The discussion was frequently heated with a passion and exhaustion underpinning much of what was said, perhaps inevitable nearing the end of a week requiring an unsustainable amount of attentiveness and emotional/ intellectual/practical output from all of the facilitators; a micro example of the normal professional realities for community producers. It is well known phenomena that burnout of key individuals is the plague of all community groups across the board, threatening the continuity of all long-term projects. The current National government’s unsustainable leveraging of volunteer labour and charitable groups to pick up the slack in community care in a more general sense is, or in my view should be, part of the broader contextual conversation.

Richard Bartlett,with a light but effective hand and a stroke of brilliance turned the conversation. It was threatening to become a producers’ lament fest at the inherent unfairness of suits (aka: THEM) who consistently fail to understand the value of their altruistic sacrifice and potentially unwarranted cars (cars without warrants being a placeholder for financial insufficiency that already has a unacknowledged blindspot, assuming as it does that people have cars). He turned it back to the core value system of the project as a whole: the New Brighton community. All of the locals (defined as people who resided or invested time into New Brighton) present spoke in turn, introducing their various roles, investments, losses and experiences in their community. The humility, honesty, indomitability and quiet fortitude expressed was genuinely a humbling and moving experience.

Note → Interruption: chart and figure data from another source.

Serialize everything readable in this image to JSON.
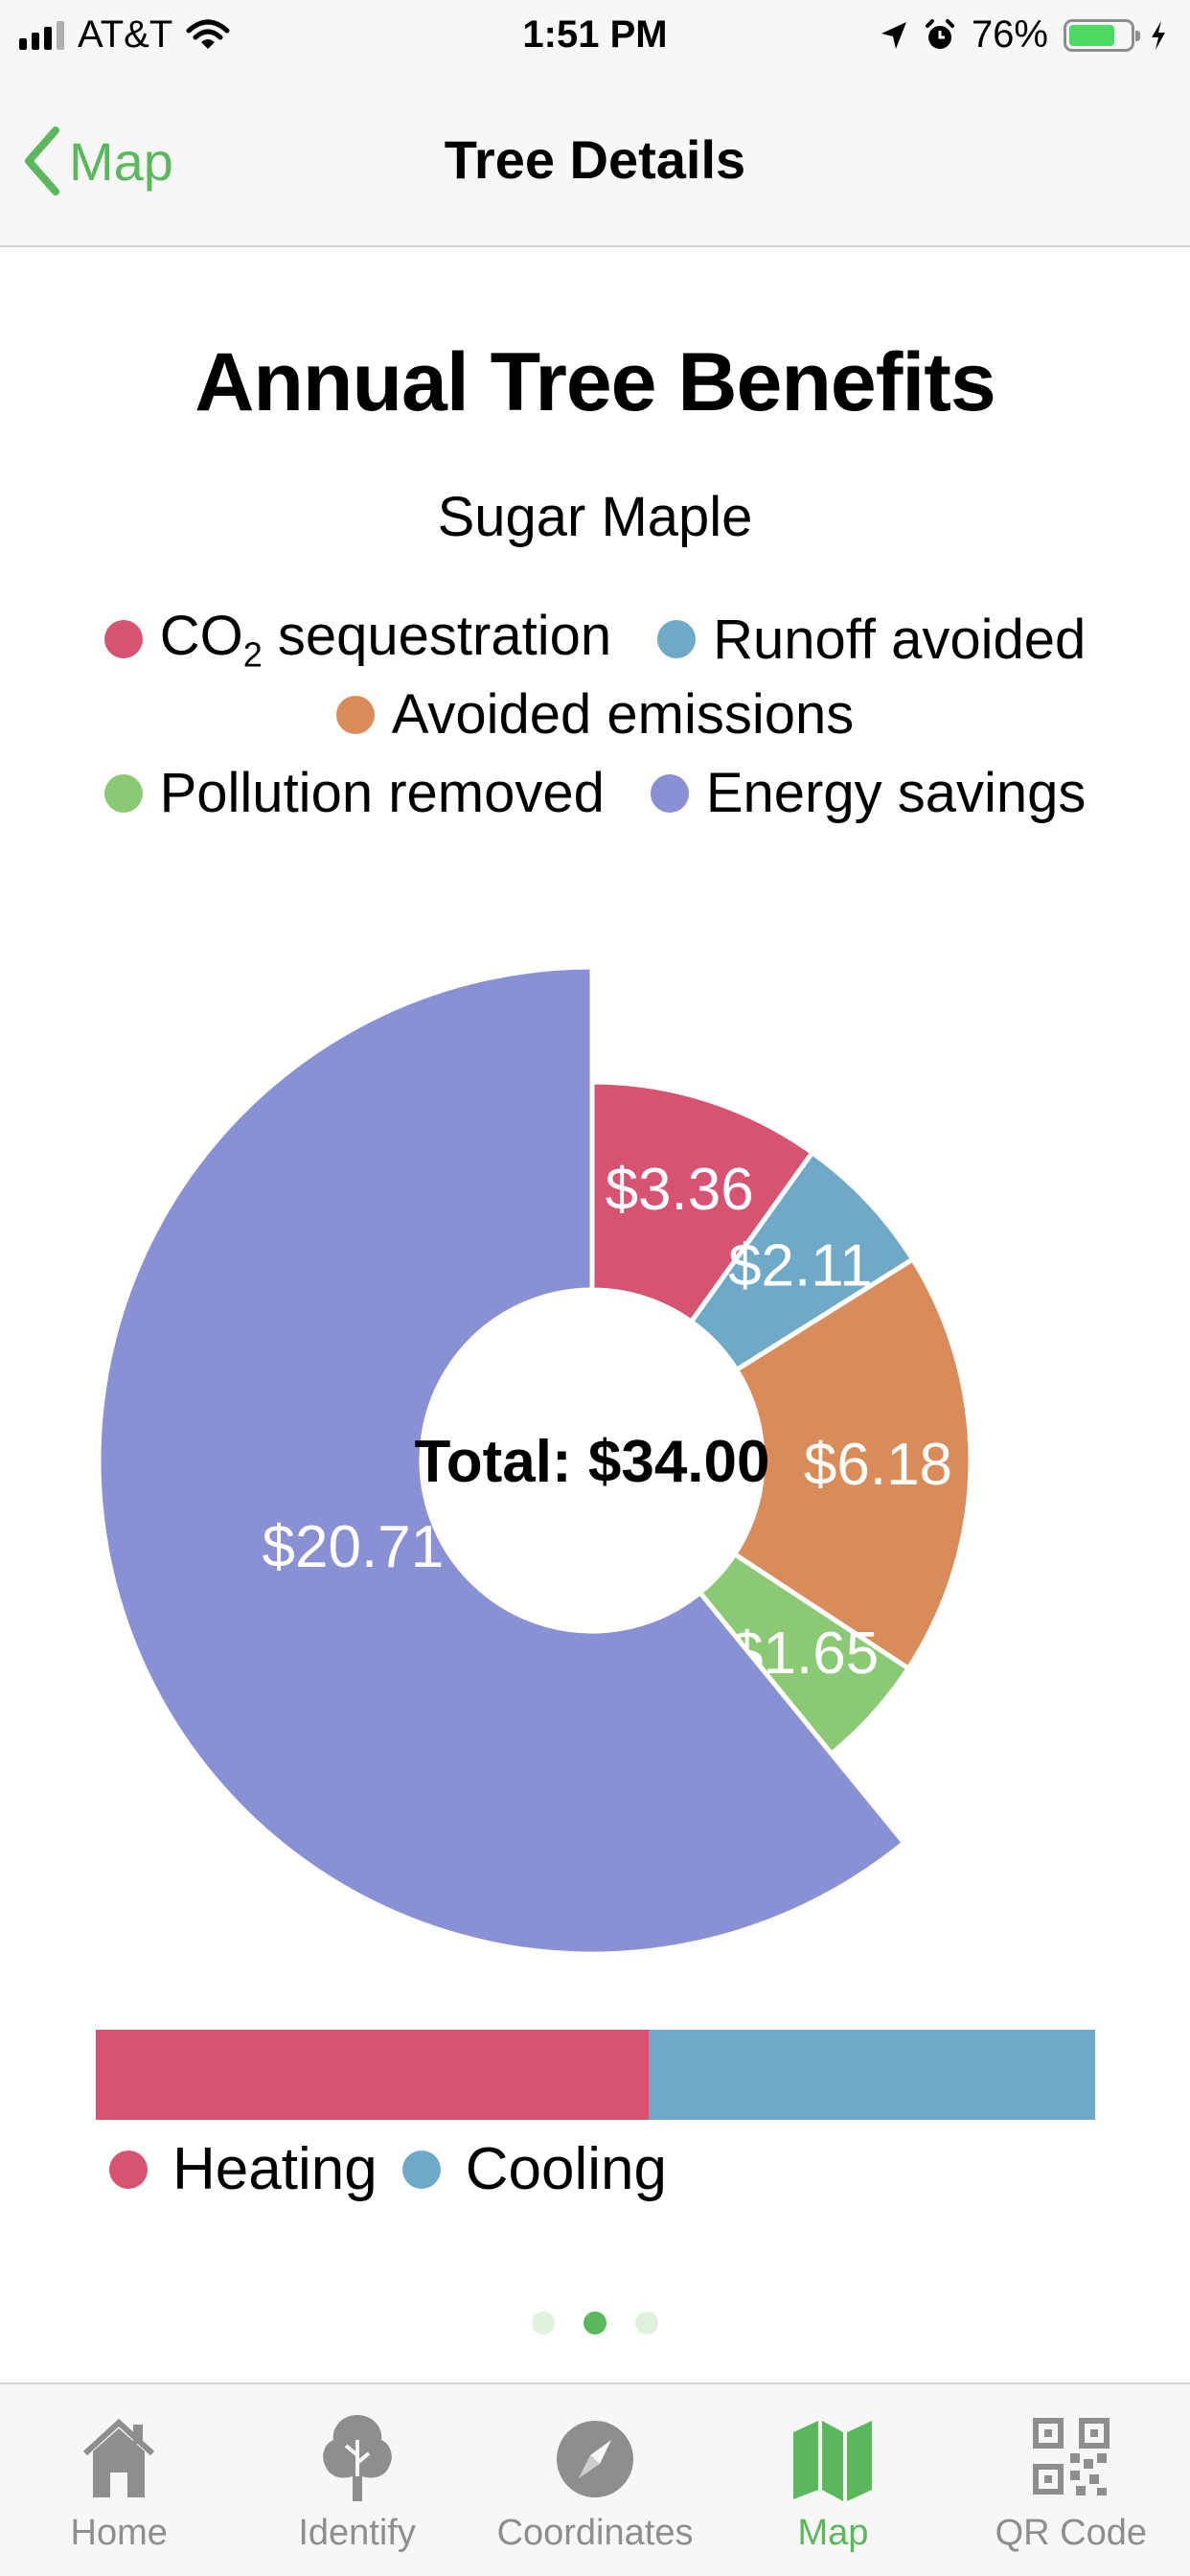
{
  "status_bar": {
    "carrier": "AT&T",
    "time": "1:51 PM",
    "battery": "76%",
    "battery_level": 0.76
  },
  "nav": {
    "back_label": "Map",
    "title": "Tree Details"
  },
  "chart_data": {
    "type": "pie",
    "title": "Annual Tree Benefits",
    "subtitle": "Sugar Maple",
    "center_label": "Total: $34.00",
    "legend_placement": "top",
    "legend": [
      {
        "name": "CO",
        "sub": "2",
        "suffix": " sequestration",
        "color": "#d65472"
      },
      {
        "name": "Runoff avoided",
        "color": "#6eaac7"
      },
      {
        "name": "Avoided emissions",
        "color": "#d98c5a"
      },
      {
        "name": "Pollution removed",
        "color": "#8cc974"
      },
      {
        "name": "Energy savings",
        "color": "#8a90d4"
      }
    ],
    "slices": [
      {
        "label": "$3.36",
        "value": 3.36,
        "color": "#d65472"
      },
      {
        "label": "$2.11",
        "value": 2.11,
        "color": "#6eaac7"
      },
      {
        "label": "$6.18",
        "value": 6.18,
        "color": "#d98c5a"
      },
      {
        "label": "$1.65",
        "value": 1.65,
        "color": "#8cc974"
      },
      {
        "label": "$20.71",
        "value": 20.71,
        "color": "#8a90d4"
      }
    ]
  },
  "energy_split": {
    "segments": [
      {
        "name": "Heating",
        "value": 0.553,
        "color": "#d65472"
      },
      {
        "name": "Cooling",
        "value": 0.447,
        "color": "#6eaac7"
      }
    ]
  },
  "pager": {
    "count": 3,
    "active": 1
  },
  "tabs": [
    {
      "label": "Home",
      "icon": "home-icon"
    },
    {
      "label": "Identify",
      "icon": "tree-icon"
    },
    {
      "label": "Coordinates",
      "icon": "compass-icon"
    },
    {
      "label": "Map",
      "icon": "map-icon",
      "active": true
    },
    {
      "label": "QR Code",
      "icon": "qr-code-icon"
    }
  ]
}
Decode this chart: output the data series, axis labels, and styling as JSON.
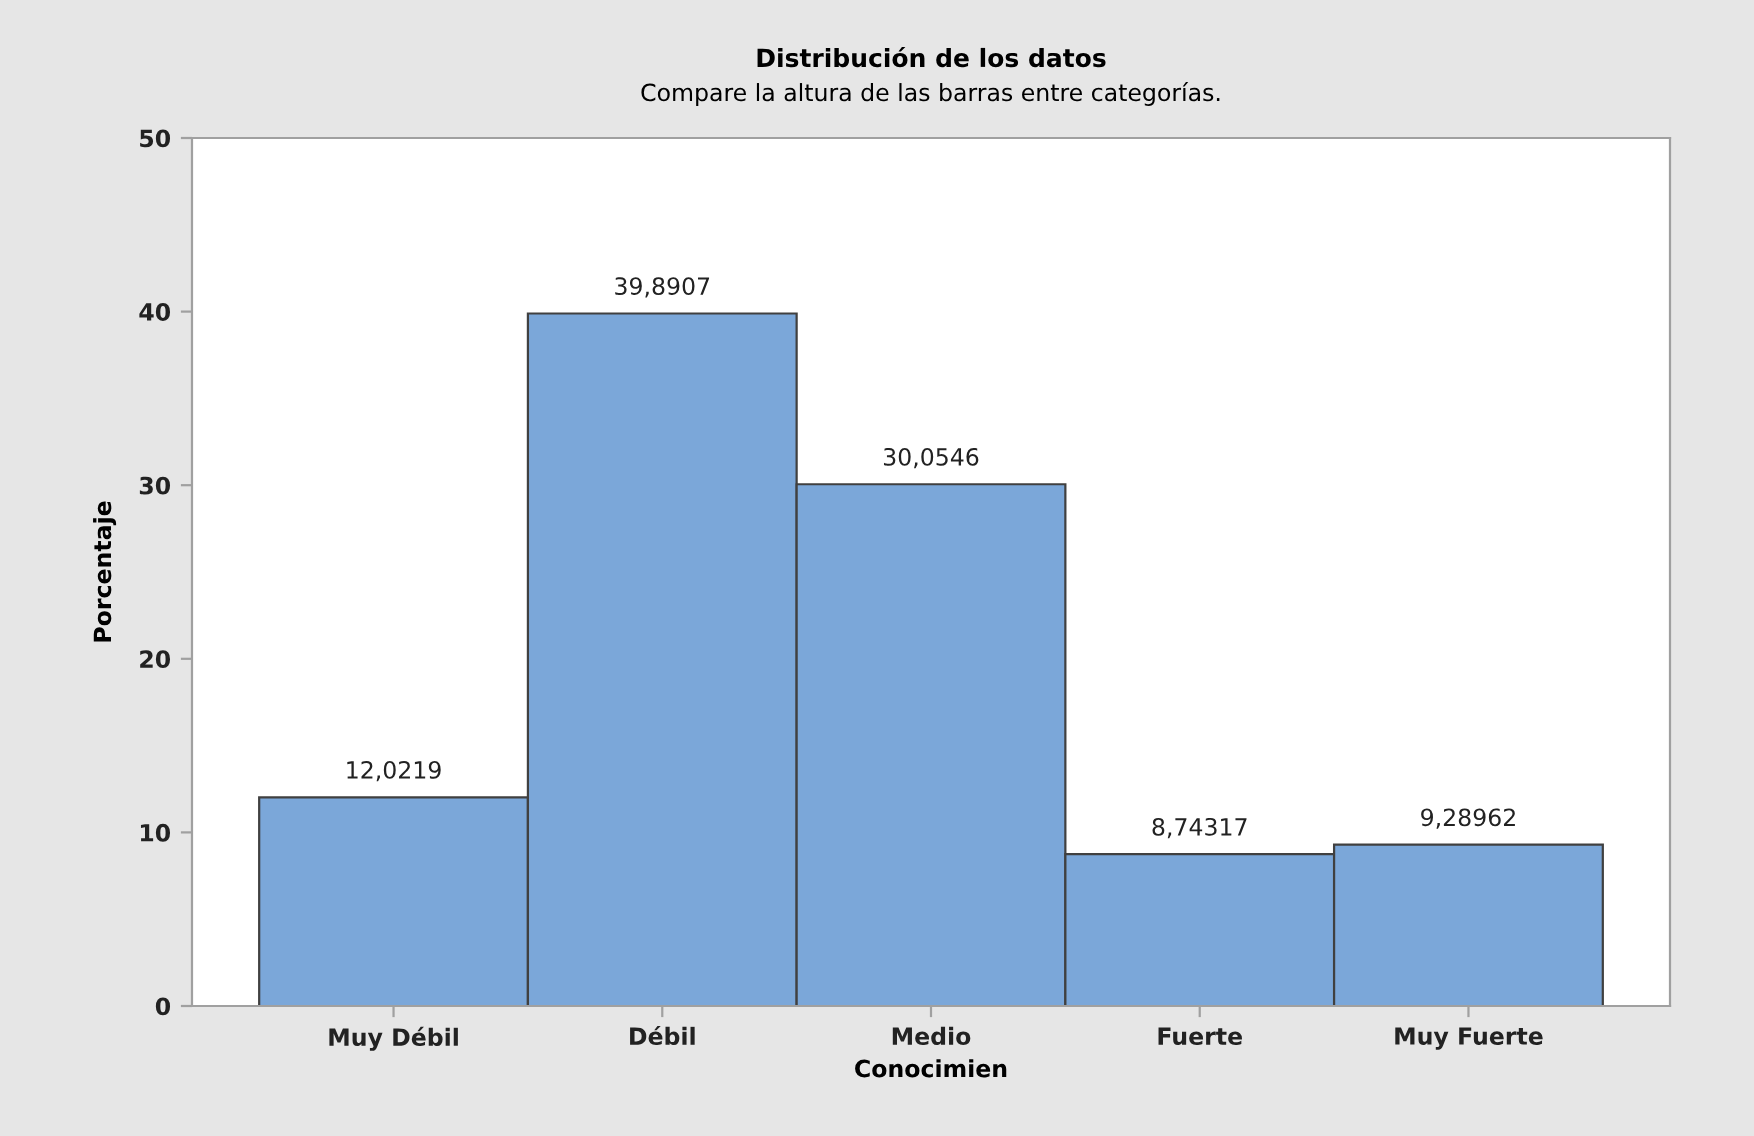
{
  "chart_data": {
    "type": "bar",
    "title": "Distribución de los datos",
    "subtitle": "Compare la altura de las barras entre categorías.",
    "xlabel": "Conocimien",
    "ylabel": "Porcentaje",
    "categories": [
      "Muy Débil",
      "Débil",
      "Medio",
      "Fuerte",
      "Muy Fuerte"
    ],
    "values": [
      12.0219,
      39.8907,
      30.0546,
      8.74317,
      9.28962
    ],
    "value_labels": [
      "12,0219",
      "39,8907",
      "30,0546",
      "8,74317",
      "9,28962"
    ],
    "color": "#7ba7d9",
    "ylim": [
      0,
      50
    ],
    "yticks": [
      0,
      10,
      20,
      30,
      40,
      50
    ],
    "grid": false,
    "legend": false
  }
}
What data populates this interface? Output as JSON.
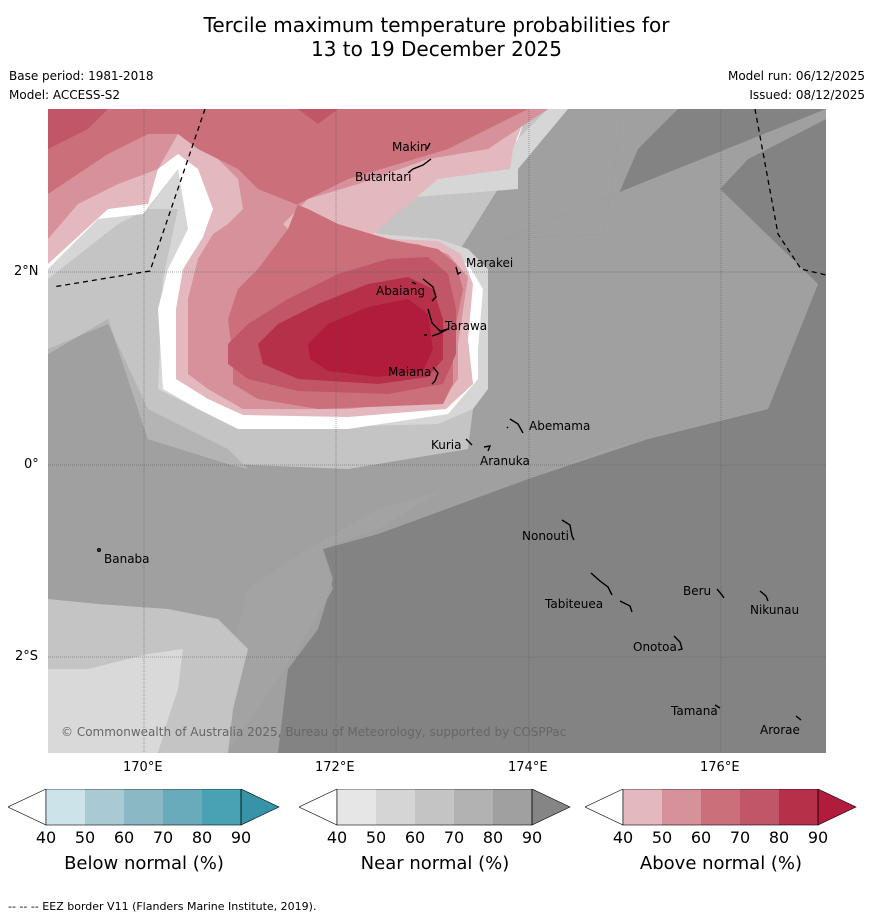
{
  "title": {
    "line1": "Tercile maximum temperature probabilities for",
    "line2": "13 to 19 December 2025"
  },
  "meta": {
    "base_period": "Base period: 1981-2018",
    "model": "Model: ACCESS-S2",
    "model_run": "Model run: 06/12/2025",
    "issued": "Issued: 08/12/2025"
  },
  "map": {
    "copyright": "© Commonwealth of Australia 2025, Bureau of Meteorology, supported by COSPPac",
    "lat_labels": [
      "2°N",
      "0°",
      "2°S"
    ],
    "lon_labels": [
      "170°E",
      "172°E",
      "174°E",
      "176°E"
    ],
    "places": [
      "Makin",
      "Butaritari",
      "Marakei",
      "Abaiang",
      "Tarawa",
      "Maiana",
      "Abemama",
      "Kuria",
      "Aranuka",
      "Nonouti",
      "Banaba",
      "Beru",
      "Nikunau",
      "Tabiteuea",
      "Onotoa",
      "Tamana",
      "Arorae"
    ]
  },
  "colorbars": {
    "ticks": [
      "40",
      "50",
      "60",
      "70",
      "80",
      "90"
    ],
    "below": {
      "title": "Below normal (%)",
      "colors": [
        "#ffffff",
        "#cce3ea",
        "#a9cad3",
        "#8ab8c5",
        "#6aabbb",
        "#48a2b3",
        "#3693a8"
      ]
    },
    "near": {
      "title": "Near normal (%)",
      "colors": [
        "#ffffff",
        "#e6e6e6",
        "#d5d5d5",
        "#c4c4c4",
        "#b2b2b2",
        "#a0a0a0",
        "#858585"
      ]
    },
    "above": {
      "title": "Above normal (%)",
      "colors": [
        "#ffffff",
        "#e3b8bf",
        "#d6919b",
        "#cb6f7b",
        "#c15668",
        "#b6304a",
        "#b11c3d"
      ]
    }
  },
  "footer": "-- -- -- EEZ border V11 (Flanders Marine Institute, 2019)."
}
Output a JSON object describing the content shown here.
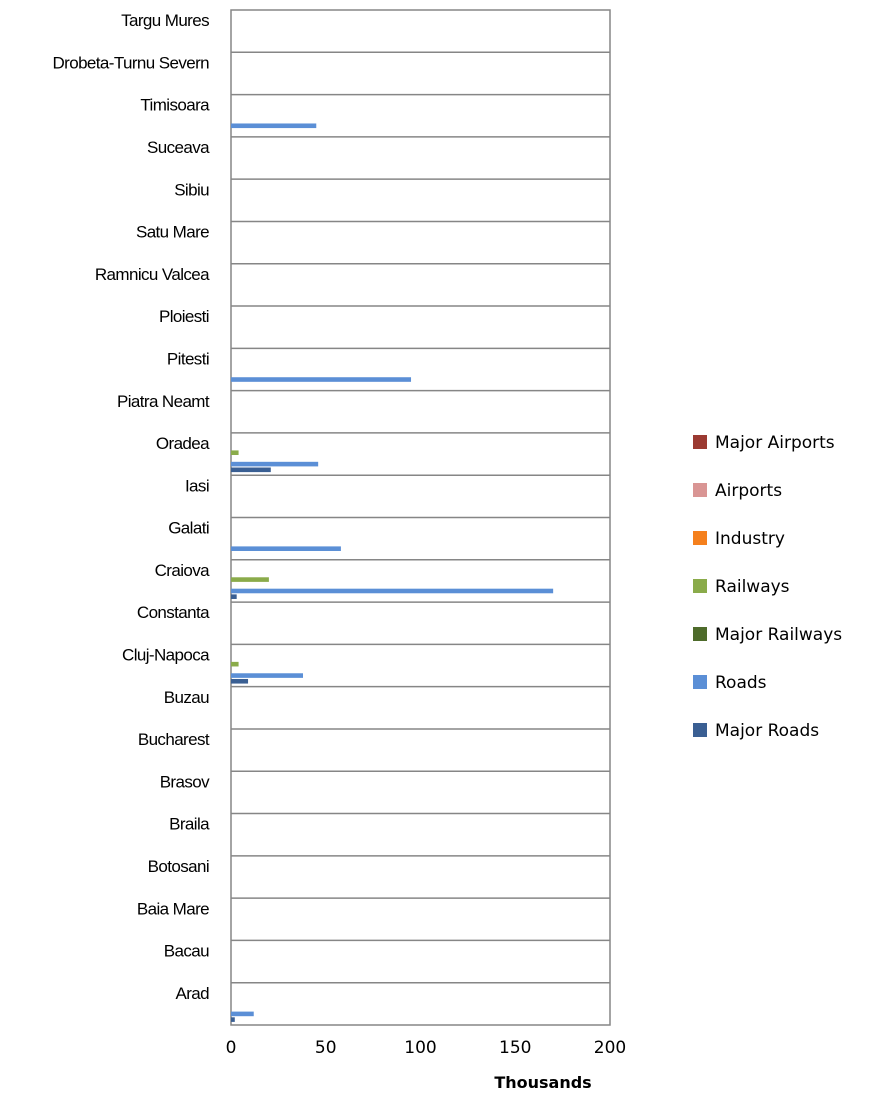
{
  "chart_data": {
    "type": "bar",
    "orientation": "horizontal",
    "title": "",
    "xlabel": "Thousands",
    "ylabel": "",
    "xlim": [
      0,
      200
    ],
    "x_ticks": [
      0,
      50,
      100,
      150,
      200
    ],
    "grid": "horizontal category separators",
    "legend_position": "right",
    "categories": [
      "Arad",
      "Bacau",
      "Baia Mare",
      "Botosani",
      "Braila",
      "Brasov",
      "Bucharest",
      "Buzau",
      "Cluj-Napoca",
      "Constanta",
      "Craiova",
      "Galati",
      "Iasi",
      "Oradea",
      "Piatra Neamt",
      "Pitesti",
      "Ploiesti",
      "Ramnicu Valcea",
      "Satu Mare",
      "Sibiu",
      "Suceava",
      "Timisoara",
      "Drobeta-Turnu Severn",
      "Targu Mures"
    ],
    "series": [
      {
        "name": "Major Roads",
        "color": "#3a5f93",
        "values": [
          2,
          0,
          0,
          0,
          0,
          0,
          0,
          0,
          9,
          0,
          3,
          0,
          0,
          21,
          0,
          0,
          0,
          0,
          0,
          0,
          0,
          0,
          0,
          0
        ]
      },
      {
        "name": "Roads",
        "color": "#5b8fd6",
        "values": [
          12,
          0,
          0,
          0,
          0,
          0,
          0,
          0,
          38,
          0,
          170,
          58,
          0,
          46,
          0,
          95,
          0,
          0,
          0,
          0,
          0,
          45,
          0,
          0
        ]
      },
      {
        "name": "Major Railways",
        "color": "#4e6b2b",
        "values": [
          0,
          0,
          0,
          0,
          0,
          0,
          0,
          0,
          0,
          0,
          0,
          0,
          0,
          0,
          0,
          0,
          0,
          0,
          0,
          0,
          0,
          0,
          0,
          0
        ]
      },
      {
        "name": "Railways",
        "color": "#8aab4a",
        "values": [
          0,
          0,
          0,
          0,
          0,
          0,
          0,
          0,
          4,
          0,
          20,
          0,
          0,
          4,
          0,
          0,
          0,
          0,
          0,
          0,
          0,
          0,
          0,
          0
        ]
      },
      {
        "name": "Industry",
        "color": "#f5801d",
        "values": [
          0,
          0,
          0,
          0,
          0,
          0,
          0,
          0,
          0,
          0,
          0,
          0,
          0,
          0,
          0,
          0,
          0,
          0,
          0,
          0,
          0,
          0,
          0,
          0
        ]
      },
      {
        "name": "Airports",
        "color": "#d99594",
        "values": [
          0,
          0,
          0,
          0,
          0,
          0,
          0,
          0,
          0,
          0,
          0,
          0,
          0,
          0,
          0,
          0,
          0,
          0,
          0,
          0,
          0,
          0,
          0,
          0
        ]
      },
      {
        "name": "Major Airports",
        "color": "#9b3a32",
        "values": [
          0,
          0,
          0,
          0,
          0,
          0,
          0,
          0,
          0,
          0,
          0,
          0,
          0,
          0,
          0,
          0,
          0,
          0,
          0,
          0,
          0,
          0,
          0,
          0
        ]
      }
    ],
    "legend_order": [
      "Major Airports",
      "Airports",
      "Industry",
      "Railways",
      "Major Railways",
      "Roads",
      "Major Roads"
    ]
  }
}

During this entire conversation a drummers’ circle had occupied Te Ao Marama nearby, so the intensity of the conversation was against a soundtrack and backdrop of a handover that was already in progress, foreshadowing the moment of TEZA leaving and the New Brighton creative quarter reverting to its next iteration.

Sunday was a gentler affair. In the morning the artists were quieter and spent and the mood reflective. Bags were already packed and departure times discussed while the new BBQ was assembled for the launch of Kerry Anne Lee and Kim Lowe’s epic labour producing Alternating Currents: New Brighton, self-described as an open-sourced collaborative zine. Lee didnt sleep the night before. Impressively none of this showed when she addressed the packed tent of people who arrived. Another example of the hidden and often debilitating donation of labour in community projects.

The last creative summit “Putting the New in New Brighton” completed the handover process. There were very few present who did not speak. The conversation was occasionally tearful and often moving, but also concrete. By explicit design the presenters were all local producers. While I was not present at the beginning of the project, I’m willing to suggest that it was a conversation that would not have been possible at the beginning of the week. The room was full of the active cultural producers of New Brighton, those with institutional affiliations and those without, and everyone now knew each others names. This fact alone speaks to the range that TEZA accomplished in its goal to be effective and establish a genuine reach, as an human expression of lasting warmth and as a project with both agency and critical traction.